Motor

O motor também deu canseira para a engenharia. Visto por fora, o motor se parecia com o já conhecido 1.6. Mas, em uma análise mais cuidadosa, mostrava que se tratava de um legitimo 1.8, tendo em comum com o outro apenas porcas e arruelas. Ele era diferente do utilizado no Santana alemão em apenas dois pontos: taxa de compressão e algumas adaptações para o uso do álcool.

O MHP (Motor High Perfomarce) era um motor de concepção diferente de todos os outros que equipavam a linha Volkswagen, à exceção do Gol GT. O filtro de óleo era dotado de uma válvula exclusiva que impedia o retorno do óleo para o cárter quando o motor estava desligado, fazendo com que os mancais estivessem permanentemente lubrificados. A liga do bloco era de titânio, um material no qual reduzia o atrito e o tempo necessário para o aquecimento, diminuindo o consumo de combustível. A fixação do bloco era feita com o uso de parafusos apertados por torque e deslocamento angular, o que eliminava a revisão dos 1.000 km. As tensões de ajustes eram acomodadas na fase de amaciamento. O carburador, todo de alumínio, vibrava menos e nem todos os elementos de regulagem presos à tampa.

 Equipe de Testes


Os engenheiros tinham um grande orgulho dos novos câmbios, o de cinco marchas e o automático com direção hidráulica. Mas talvez o trabalho mais duro, mais cansativo, tenha sido o da equipe de engenharia experimental, a equipe de testes que em um prazo não muito longo dirigiu 47 Santanas por nada menos de 1.750.000 km, entre testes funcionais, de durabilidade e segurança.

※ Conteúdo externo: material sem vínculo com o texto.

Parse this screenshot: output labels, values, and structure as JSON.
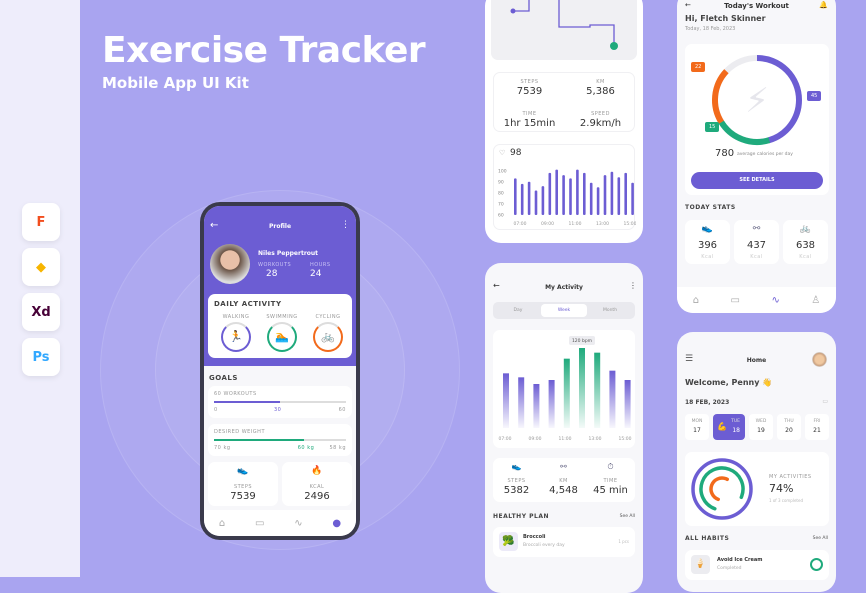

Somente depois de muitos solavancos e bolhas em algumas partes do corpo é que se conseguia a calibragem ideal da suspensão, um ponto do qual o Santana não poderia se descuidar, afinal, o que se esperava dele era uma trajetória firme, sem inclinações na hora das freadas nem desvios na longa estrada que teria que percorrer.
 

 Mercado



 


Mas para quem era esse carro? Qual o público que a fábrica queria atingir? Que fatores levaram na decisão de produzir? Certamente a fábrica deve ter considerado que, com o prenúncio de crise brava no horizonte, pelo menos um tipo de consumidor não seria atingido: o de alto poder aquisitivo, o classe A, para quem não oferecia nenhuma opção. Nessa mesma época a matriz alemã já tinha em estado avançado de desenvolvimento o projeto Korsar, que deu origem ao Santana, visando à concorrência com os Audis, Mercedes e BMWs. No Brasil parecia tudo mais simples, pois Galaxies, Landaus, Darts e Alfa Romeos estavam um degrau acima na faixa de mercado. Sobrava a versão mais incrementada do Opala. Valia a pena investir, mas a concorrência não estava dormindo, e chegaram os Del Rey e Monza. Assim, tudo indicava que junto com os Alfa, seria nessa faixa de mercado que o Santana iria competir.




 

 Por que Santana?

Em alemão, a pronuncia é quase a mesma, com os “as” mais abertos: Sántána. Nos Estados Unidos, ele atendia pelo nome de Quantum e no México era conhecido como Corsar. Na África do Sul, não se sabe porque mas foi batizado de Passat. Mas no Japão e China seu nome correspondia ao Santana original.

E por que Santana? Sabe-se lá, mas a exemplo do Passat e Scirocco, Santana também é o nome de um vento quente e forte que sopra numa região da Califórnia, pelo cânion de Santa Ana.